Dubai, UAE: When across the globe, governments, independent environment-conscious organisations and associations, and industries are undertaking measures to gradually phase-out refrigerants that are known to have high ozone-depleting potential (ODP) and global warming potential (GWP), industry experts debate whether natural refrigerants is the best solution to the pressing problem.
Dr Rajan Rajendran, Vice President of Systems Innovation Centre and Sustainability at Emerson Climate Technologies, feels that natural refrigerants is not the best answer as they “are too broad a class to make a general statement”. Elaborating his point further, he says: “Higher pressure, poor high-ambient performance (CO2), flammability (propane) and toxicity (ammonia) are associated with natural refrigerants, on a case-by-case basis. The total cost of ownership will vary depending on the equipment, refrigerant and usage.”

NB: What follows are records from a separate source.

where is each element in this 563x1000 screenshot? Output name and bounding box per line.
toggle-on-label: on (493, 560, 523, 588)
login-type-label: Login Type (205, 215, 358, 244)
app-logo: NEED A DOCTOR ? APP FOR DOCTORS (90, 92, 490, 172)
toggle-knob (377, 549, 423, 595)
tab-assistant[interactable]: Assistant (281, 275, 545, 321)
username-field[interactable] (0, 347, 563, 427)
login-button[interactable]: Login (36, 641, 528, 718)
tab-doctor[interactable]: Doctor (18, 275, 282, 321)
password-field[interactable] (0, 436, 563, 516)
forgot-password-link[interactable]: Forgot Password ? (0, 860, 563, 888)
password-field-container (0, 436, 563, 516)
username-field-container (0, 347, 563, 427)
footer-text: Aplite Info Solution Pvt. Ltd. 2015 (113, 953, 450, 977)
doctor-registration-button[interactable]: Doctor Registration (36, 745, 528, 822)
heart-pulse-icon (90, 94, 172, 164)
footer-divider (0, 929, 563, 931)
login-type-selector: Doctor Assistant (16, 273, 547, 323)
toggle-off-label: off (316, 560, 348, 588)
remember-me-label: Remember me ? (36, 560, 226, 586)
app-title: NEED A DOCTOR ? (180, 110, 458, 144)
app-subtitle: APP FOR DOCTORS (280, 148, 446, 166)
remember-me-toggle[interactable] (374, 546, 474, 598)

Concurring with his statement is Stuart Corr, TechnoCommercial Director at Mexichem Fluor, who mentions that there are no characteristic advantages with natural refrigerants. He says that there is a need to consider “the total cost of the use of a refrigerant, including measures taken to accommodate flammability or toxicity, as well as energy efficiency” before drawing conclusions. He advises that one should consider the overall lifecycle carbon emissions of the refrigerant, as against the natural/synthetic aspect.
Highlighting another valid point, Dr Veerle Beelaerts, Environment and Compliance Specialist at Daikin Middle East and Africa, says that it is important to take into consideration the application where a refrigerant will be put into use. While hydrocarbons, ammonia and CO2 can provide ecological and economical solutions for some types of applications, such as standalone fridges/freezers, portable air conditioners, industrial refrigeration and large-sized supermarket systems, Dr Beelaerts, says that “they are not suitable alternatives in other types of applications”.